作者有话要说:  这文里好久没死过人了,噢耶

☆、被诬陷

  入目的是一片混乱,颜初也不知道自己身在何处,只能在角落里等,小付在早前一会被人拉走了。她抱着艳子,问她:“怕不怕?”
  艳子搂紧了她的脖子:“有干妈在就不怕。”
  颜初开始感谢上天赐给了她艳子,让她在疲惫时也有个人可以依靠。曾经她不理解,为什么那么多单亲妈妈,为什么自己都难以养活偏偏还要养一个孩子?原来养个孩子生活会变得更有趣,得到的慰藉也更多,女人在外拼搏累了,孩子的咯吱窝也是个温馨的港湾。
  ·
  外面的捷报一阵一阵传来,似乎成功守住了,行州暂且安全。从高速路口入口处进来一波波惊魂未定的幸存者,说着各个地方的方言。情况似乎稳定了,颜初找到一个小兵,向他打听贺秉荣的消息。
  这个小兵上下打量她两眼,说:“从外面进来的?”
  颜初说:“是。”
  “叫什么名字?”
  “颜初。”小兵手上似乎拿了个花名册,一番查看后,说,“你跟我来吧。”
  颜初心中拿不定主意,可是此刻不跟他走又毫无办法。小兵催促了一声:“走啊。”她跟上去,与一群今晚的幸存者上了一辆大卡车。卡车里黑魆魆的,外面也没有一丝亮光,车里人在黑暗里大眼瞪小眼,不知道谁说了句:“可能是带我们进城安置。”说这话的是个粤南人,颜初大致听懂了他在讲啥,给其他没听懂的人翻译了一遍。大家也就安心下来。

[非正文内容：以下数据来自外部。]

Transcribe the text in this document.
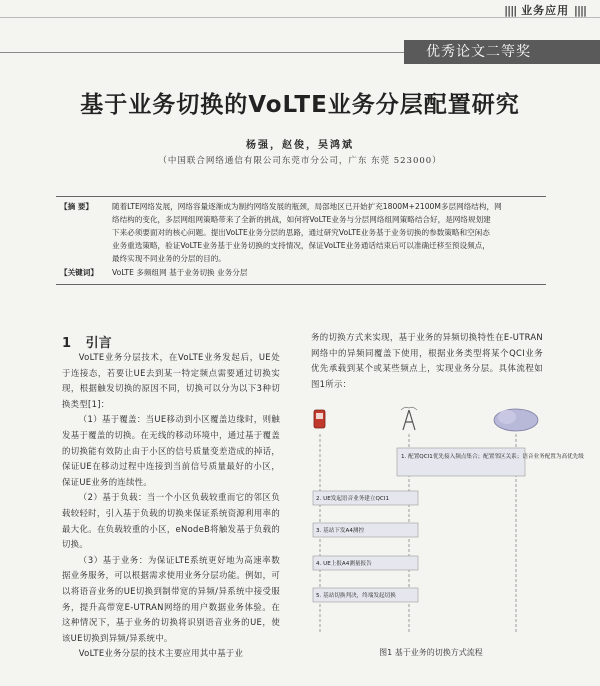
|||| 业务应用 ||||
优秀论文二等奖
基于业务切换的VoLTE业务分层配置研究
杨强，赵俊，吴鸿斌
（中国联合网络通信有限公司东莞市分公司，广东 东莞 523000）
【摘 要】	随着LTE网络发展，网络容量逐渐成为制约网络发展的瓶颈，局部地区已开始扩充1800M+2100M多层网络结构，网
络结构的变化，多层网组网策略带来了全新的挑战，如何将VoLTE业务与分层网络组网策略结合好，是网络规划建
下来必须要面对的核心问题。提出VoLTE业务分层的思路，通过研究VoLTE业务基于业务切换的参数策略和空闲态
业务重选策略，验证VoLTE业务基于业务切换的支持情况，保证VoLTE业务通话结束后可以准确迁移至预设频点，
最终实现不同业务的分层的目的。
【关键词】	VoLTE 多频组网 基于业务切换 业务分层
1 引言

VoLTE业务分层技术，在VoLTE业务发起后，UE处于连接态，若要让UE去到某一特定频点需要通过切换实现，根据触发切换的原因不同，切换可以分为以下3种切换类型[1]：

（1）基于覆盖：当UE移动到小区覆盖边缘时，则触发基于覆盖的切换。在无线的移动环境中，通过基于覆盖的切换能有效防止由于小区的信号质量变差造成的掉话，保证UE在移动过程中连接到当前信号质量最好的小区，保证UE业务的连续性。

（2）基于负载：当一个小区负载较重而它的邻区负载较轻时，引入基于负载的切换来保证系统资源利用率的最大化。在负载较重的小区，eNodeB将触发基于负载的切换。

（3）基于业务：为保证LTE系统更好地为高速率数据业务服务，可以根据需求使用业务分层功能。例如，可以将语音业务的UE切换到制带宽的异频/异系统中接受服务，提升高带宽E-UTRAN网络的用户数据业务体验。在这种情况下，基于业务的切换将识别语音业务的UE，使该UE切换到异频/异系统中。

VoLTE业务分层的技术主要应用其中基于业

务的切换方式来实现，基于业务的异频切换特性在E-UTRAN网络中的异频同覆盖下使用，根据业务类型将某个QCI业务优先承载到某个或某些频点上，实现业务分层。具体流程如图1所示：

1. 配置QCI1优先接入频点集合；配置邻区关系；语音业务配置为高优先级
2. UE发起语音业务建立QCI1
3. 基站下发A4测控
4. UE上报A4测量报告
5. 基站切换判决，终端发起切换
图1 基于业务的切换方式流程
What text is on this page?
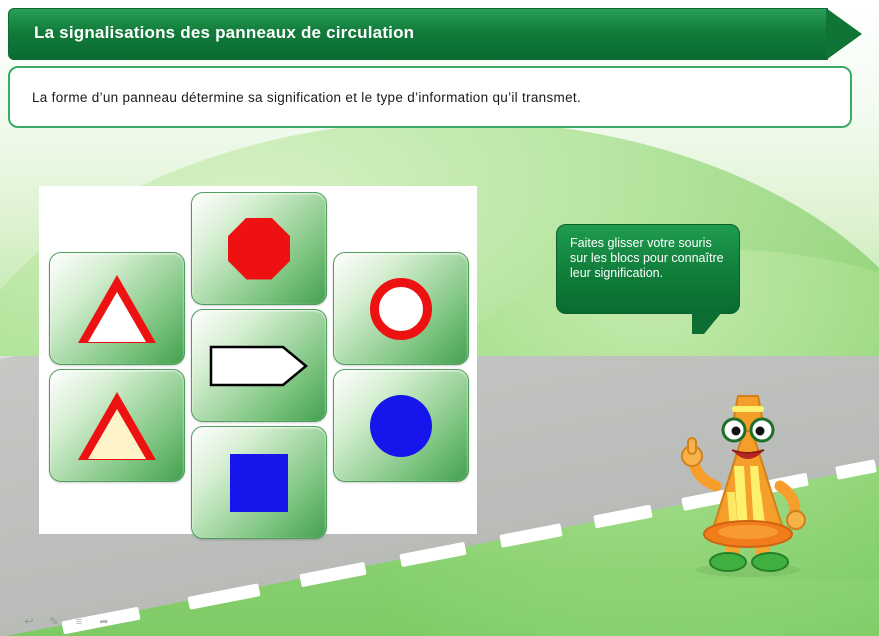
La signalisations des panneaux de circulation
La forme d’un panneau détermine sa signification et le type d’information qu’il transmet.
Faites glisser votre souris sur les blocs pour connaître leur signification.
↩ ✎	≡	➦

  车子摇摇晃晃,艳子还是在颜初怀里睡着了。从大路走到小路,车子颠簸地越来越厉害,颜初觉得不对劲,车上的人也重新不安起来。等车终于停下时,外面被强光灯照得亮如白昼。他们被赶下车,车外面是一片空地,被铁栅栏分成了一块块的,大概三平方米大小,像是一个个铁笼子。颜初和艳子被赶进了一块,被一齐赶进来的还有一个腿脚不便的年轻女子。
  后面不断有卡车送人过来。颜初猜测大概都是今晚堵车队伍里的人。
  外面一个戴着眼镜的小兵给笼子里的人一个一个登记上名字,登记一圈下来,竟然有200来号人。铁笼子明显不够用了,于是每个笼子由原本的两人变为三人,颜初这个笼子加进来一个中年大叔,说话粤南口音。
  颜初认出是刚刚在卡车上乱猜测的人,她奇怪他们是第一辆卡车里的人,为什么会跟她们分在一个笼子里。一问之下才知道,刚刚这个大叔和另一个伙伴想逃跑,但被发现,另一个伙伴已经被枪决,他知道跑不了,就只能回来。等回来笼子已经不够用,所以跟颜初分在一起。
  末了大叔还说:“不过跟你们这些姑娘在一堆也挺好,你还听得懂粤南话,更好了。”
  颜初无力地白了他一眼,觉得这个大叔不是什么好角色,所以抱着艳子离他远了点。大叔这次注意到她还抱着个孩子,先前的热情立马消失大半,转而专注于年轻女孩儿去了。
  颜初乐得清闲。
  等眼镜小兵统计完后,有人拿着喇叭喊话:“各位百姓不要慌张,为了整体百姓的利益,我们只能先把大家隔离。等大家成功度过24小时的潜伏期,就可以带大家去城里安置。请大家配合。”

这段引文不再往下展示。